1. Tu mangeras cinq fruits et légumes par jour ( miam, miam, goûte ce bon brocolis cuit à la vapeur à faible teneur en sel)

2. Tu dégusteras des bons produits bio ( enfin, jusqu'au 15 du mois parce qu'après, hein....)

 

3. Les laitages, les vrais ( à bas les crèmes desserts chocolatées surmontées de chantilly ), sont ton meilleur allié pour bien grandir.

4. Tu consommeras des bonbons à très faible quantité ( lorsque maman t'en aura laissés ).

5. Tu aimeras davantage le chocolat si tu en manges peu ( non, ce n'est pas maman qui a mangé toutes les barres chocolatées, sûrement un furet des voisins qui s'est introduit dans la maison avant de trouver le placard sacré)

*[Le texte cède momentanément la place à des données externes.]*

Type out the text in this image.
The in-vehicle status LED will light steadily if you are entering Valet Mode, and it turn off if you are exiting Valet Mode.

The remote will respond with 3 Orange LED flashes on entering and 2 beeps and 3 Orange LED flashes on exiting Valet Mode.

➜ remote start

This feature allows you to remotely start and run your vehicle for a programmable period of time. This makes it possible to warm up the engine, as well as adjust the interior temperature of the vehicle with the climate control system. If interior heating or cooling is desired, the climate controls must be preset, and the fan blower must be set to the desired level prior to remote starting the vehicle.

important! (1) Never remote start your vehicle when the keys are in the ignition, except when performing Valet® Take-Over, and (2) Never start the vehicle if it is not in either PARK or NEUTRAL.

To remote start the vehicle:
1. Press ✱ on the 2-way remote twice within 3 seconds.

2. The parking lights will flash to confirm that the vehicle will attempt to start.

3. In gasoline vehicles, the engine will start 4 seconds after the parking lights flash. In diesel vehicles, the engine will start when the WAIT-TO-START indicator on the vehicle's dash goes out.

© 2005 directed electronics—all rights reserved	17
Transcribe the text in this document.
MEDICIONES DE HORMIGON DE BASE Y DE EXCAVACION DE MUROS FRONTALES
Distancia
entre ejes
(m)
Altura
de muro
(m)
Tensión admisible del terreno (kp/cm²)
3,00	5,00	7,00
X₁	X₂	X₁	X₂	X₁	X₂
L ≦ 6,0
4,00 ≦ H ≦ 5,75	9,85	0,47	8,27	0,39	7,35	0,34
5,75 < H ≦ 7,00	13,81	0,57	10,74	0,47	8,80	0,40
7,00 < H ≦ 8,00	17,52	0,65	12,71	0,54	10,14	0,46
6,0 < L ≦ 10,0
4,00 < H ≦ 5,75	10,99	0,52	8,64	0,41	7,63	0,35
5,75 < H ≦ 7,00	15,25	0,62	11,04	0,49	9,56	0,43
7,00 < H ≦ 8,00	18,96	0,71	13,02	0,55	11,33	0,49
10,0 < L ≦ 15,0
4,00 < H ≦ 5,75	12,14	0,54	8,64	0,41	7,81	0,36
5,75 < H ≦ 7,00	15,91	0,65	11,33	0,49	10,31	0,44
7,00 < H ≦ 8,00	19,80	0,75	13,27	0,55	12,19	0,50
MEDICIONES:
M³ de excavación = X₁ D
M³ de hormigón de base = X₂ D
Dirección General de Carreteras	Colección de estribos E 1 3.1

6. Tu ne te rendras au pays de Ronald que très très exceptionnellement ( pour maman, c'est différent, il faut bien qu'elle se nourrisse de temps en temps le midi, non ? )

7. Le nutella est réservé pour le week-end ( sauf quand l'Homme, véritable inquisiteur anti-pâte chocolatée, est en déplacement, c'est différent...)


La femme-mère-épouse a beau essayer de s'y tenir, elle connaît quelques buggs organisationnels de base :

- L'Homme qui oublie de chercher le panier de courses pré-commandé sur le net;

- L'idée totalement folle et dénuée de sens de croire qu'elle va pouvoir préparer un bon repas aux loustics le mercredi. D'ailleurs, qui pourrait s'y tenir, entre la piscine, la gym et le foot sans parler des devoirs et des chambres à ranger ?

- Elle tombe régulièrement dans une faille spatio-temporelle après le travail. Les minutes passant aussi vite que les secondes, elle se retrouve à 18h52 avec cette question de base : " Que vais-je bien pouvoir faire à manger ce soir ?"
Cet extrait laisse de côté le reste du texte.